Plan ahead by knowing the length of your staircase, the width of the balusters and the spacing of your balusters.
Balusters complete the look of a staircase and help protect anyone from falling from the stairs. Installing balusters is not as hard as it seems and with a few mathematical calculations, some basic tools and an extra set of hands the average do-it-yourself homeowner can complete the project in a weekend.
Things You'll Need
- Wood balusters
- Tape measure
- Stair drill bit
- Baluster bolts
- Carpenter's glue
- 2 2-inch hardwood trim nails
- Wood putty
- Stain or paint
Notice how the balusters have a peg-like end and a flat end. The peg end is the bottom and the flat end is the top of the baluster.
Measure the distance between the bottom of the peg-hole, also called a sill late, in the staircase up to the handrail. Remember to measure twice and cut once to help save yourself time and headaches from incorrect cuts.
Drill holes in your stair tread if you don't yet have holes in which to fit the balusters. You'll need to use the measurements for spacing your balusters from Step 1 to determine where to drill a peg hole for each baluster. Talk to your local home improvement store to find a special stair drill bit that will create a hole and a secondary thread for the baluster bolts.

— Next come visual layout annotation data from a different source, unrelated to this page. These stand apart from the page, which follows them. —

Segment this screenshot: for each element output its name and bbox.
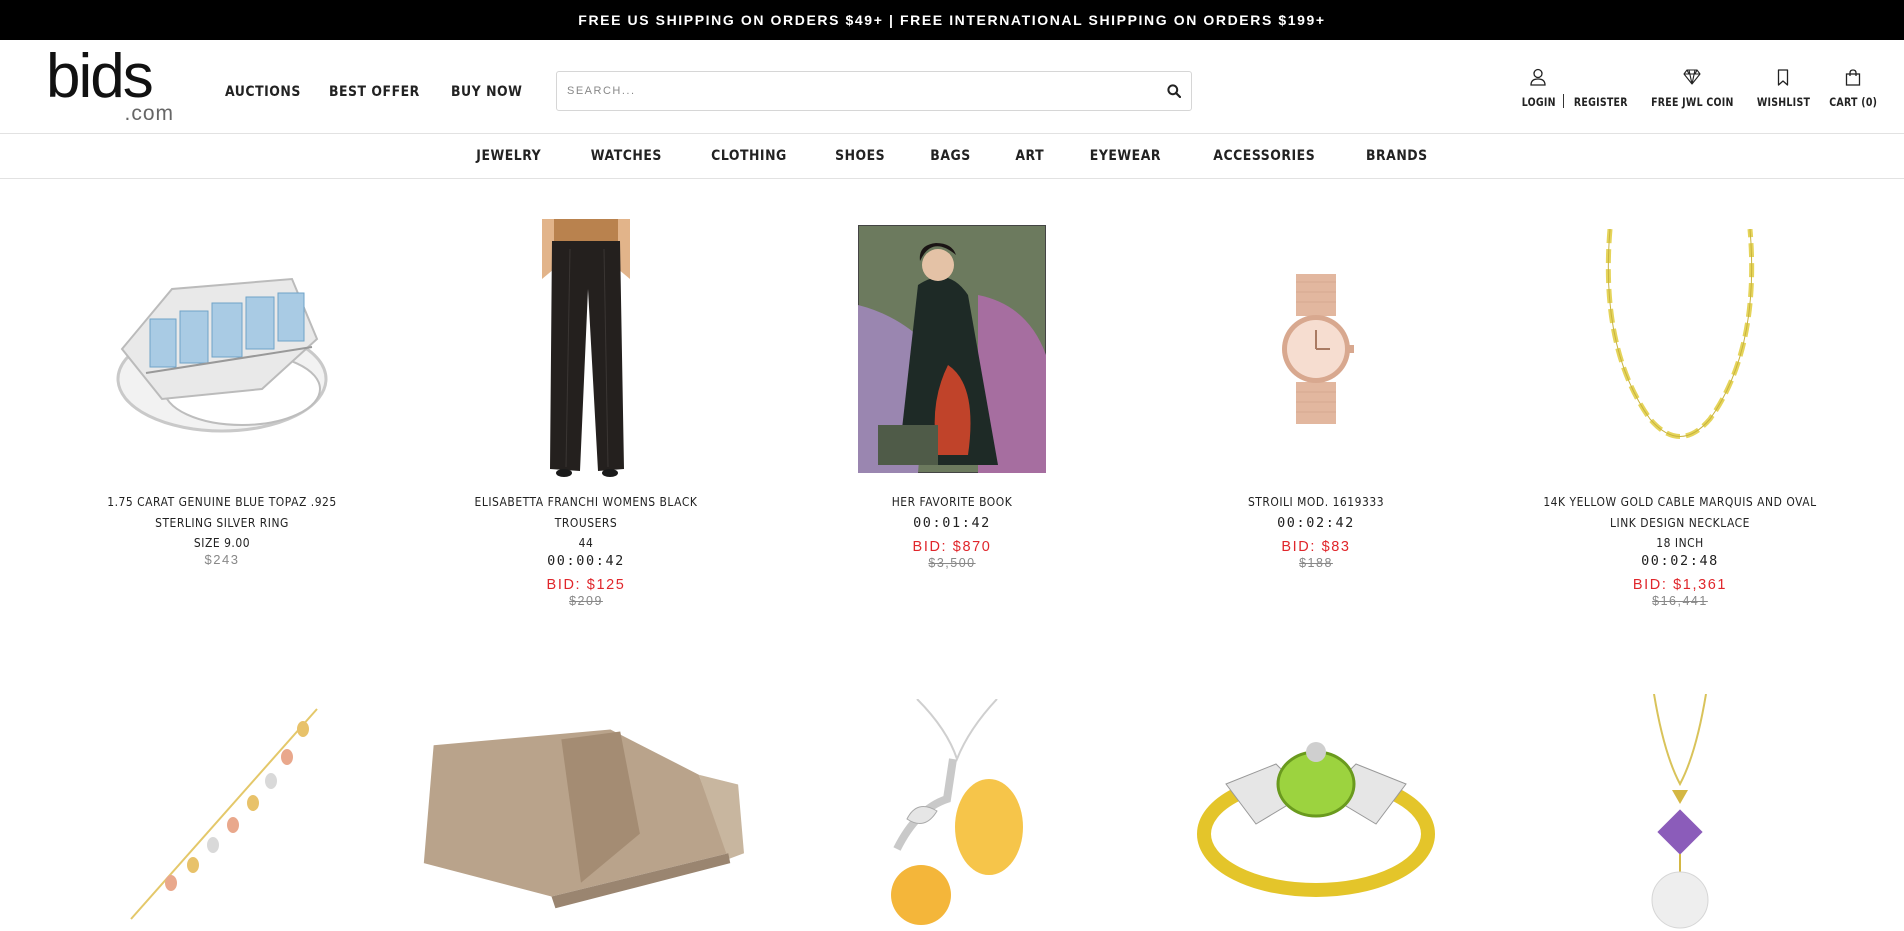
product-card[interactable]: ELISABETTA FRANCHI WOMENS BLACK TROUSERS… [421,219,751,608]
current-bid: BID: $83 [1281,539,1351,555]
category-shoes[interactable]: SHOES [835,148,885,164]
category-accessories[interactable]: ACCESSORIES [1213,148,1315,164]
product-image[interactable] [1515,219,1845,479]
product-card[interactable] [787,684,1117,931]
nav-best-offer[interactable]: BEST OFFER [329,84,420,100]
auction-timer: 00:02:48 [1641,553,1719,569]
diamond-icon [1683,69,1701,85]
search-bar [556,71,1192,111]
product-image[interactable] [1151,219,1481,479]
product-title[interactable]: STROILI MOD. 1619333 [1174,491,1458,512]
register-link[interactable]: REGISTER [1568,66,1634,109]
wishlist-link[interactable]: WISHLIST [1751,66,1816,109]
necklace-icon [1605,229,1755,439]
current-bid: BID: $125 [546,577,626,593]
product-image[interactable] [1151,684,1481,931]
nav-auctions[interactable]: AUCTIONS [225,84,301,100]
retail-price: $16,441 [1652,594,1708,608]
category-clothing[interactable]: CLOTHING [711,148,787,164]
category-brands[interactable]: BRANDS [1366,148,1428,164]
login-link[interactable]: LOGIN [1518,66,1560,109]
pendant-icon [1651,694,1709,929]
auction-timer: 00:01:42 [913,515,991,531]
shipping-banner: FREE US SHIPPING ON ORDERS $49+ | FREE I… [0,0,1904,40]
product-size: 44 [578,535,594,550]
logo-domain: .com [124,102,174,125]
product-size: 18 INCH [1656,535,1704,550]
retail-price: $3,500 [928,556,976,570]
user-icon [1530,68,1546,86]
search-button[interactable] [1157,72,1191,110]
site-logo[interactable]: bids .com [46,46,176,128]
login-label: LOGIN [1521,95,1556,109]
blanket-icon [423,729,744,909]
product-card[interactable] [1515,684,1845,931]
ring-icon [1197,742,1435,897]
register-label: REGISTER [1574,95,1628,109]
product-title[interactable]: 1.75 CARAT GENUINE BLUE TOPAZ .925 STERL… [80,491,364,533]
product-card[interactable]: HER FAVORITE BOOK 00:01:42 BID: $870 $3,… [787,219,1117,570]
product-image[interactable] [414,684,744,931]
free-jwl-coin-label: FREE JWL COIN [1650,95,1734,109]
search-icon [1167,84,1181,98]
trousers-icon [542,219,630,477]
watch-icon [1282,274,1354,424]
main-nav: AUCTIONS BEST OFFER BUY NOW [225,84,534,100]
product-image[interactable] [787,684,1117,931]
ring-icon [116,277,328,433]
product-image[interactable] [421,219,751,479]
nav-buy-now[interactable]: BUY NOW [451,84,522,100]
product-size: SIZE 9.00 [193,535,251,550]
category-eyewear[interactable]: EYEWEAR [1090,148,1161,164]
user-nav: LOGIN REGISTER FREE JWL COIN WISHLIST CA… [1518,66,1882,109]
product-image[interactable] [787,219,1117,479]
product-card[interactable] [414,684,744,931]
current-bid: BID: $870 [912,539,992,555]
product-title[interactable]: 14K YELLOW GOLD CABLE MARQUIS AND OVAL L… [1538,491,1822,533]
retail-price: $209 [569,594,603,608]
cart-label: CART (0) [1828,95,1877,109]
category-bags[interactable]: BAGS [931,148,971,164]
site-header: bids .com AUCTIONS BEST OFFER BUY NOW LO… [0,40,1904,134]
shipping-banner-text: FREE US SHIPPING ON ORDERS $49+ | FREE I… [578,12,1326,28]
product-price: $243 [204,552,240,567]
product-card[interactable]: 1.75 CARAT GENUINE BLUE TOPAZ .925 STERL… [57,219,387,567]
category-watches[interactable]: WATCHES [590,148,661,164]
category-nav: JEWELRY WATCHES CLOTHING SHOES BAGS ART … [0,134,1904,179]
shopping-bag-icon [1845,68,1860,86]
product-image[interactable] [57,219,387,479]
product-image[interactable] [57,684,387,931]
free-jwl-coin-link[interactable]: FREE JWL COIN [1642,66,1743,109]
product-card[interactable] [57,684,387,931]
product-card[interactable]: STROILI MOD. 1619333 00:02:42 BID: $83 $… [1151,219,1481,570]
painting-icon [858,225,1046,473]
retail-price: $188 [1299,556,1333,570]
current-bid: BID: $1,361 [1632,577,1728,593]
search-input[interactable] [557,72,1157,110]
bookmark-icon [1777,68,1789,86]
cart-link[interactable]: CART (0) [1824,66,1882,109]
auction-timer: 00:02:42 [1277,515,1355,531]
product-card[interactable] [1151,684,1481,931]
product-image[interactable] [1515,684,1845,931]
product-title[interactable]: HER FAVORITE BOOK [810,491,1094,512]
nav-divider [1563,94,1565,108]
pendant-icon [891,699,1023,925]
logo-wordmark: bids [46,42,154,111]
product-card[interactable]: 14K YELLOW GOLD CABLE MARQUIS AND OVAL L… [1515,219,1845,608]
auction-timer: 00:00:42 [547,553,625,569]
category-art[interactable]: ART [1015,148,1044,164]
product-title[interactable]: ELISABETTA FRANCHI WOMENS BLACK TROUSERS [444,491,728,533]
category-jewelry[interactable]: JEWELRY [476,148,541,164]
bracelet-icon [130,708,318,920]
wishlist-label: WISHLIST [1756,95,1810,109]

Create a small hole with a drill in the bottom of each baluster into which you'll place the baluster bolt. After the bolt is secure in the baluster you can screw it into the predrilled hole in the stair tread. If you'd rather not use baluster bolts you can also use construction glue on the peg-end of the baluster to secure the peg in the stair tread.
Attach the baluster to the hand rail with carpenter's glue and two 2-inch hardwood trim nails. Use putty and either matching stain or paint to cover the nail holes once the baluster is attached.
Tips & Warnings
- Mark the depth you need to drill into the stair tread with blue painting tape so you don't drill too deep or too shallow to fit the baluster peg.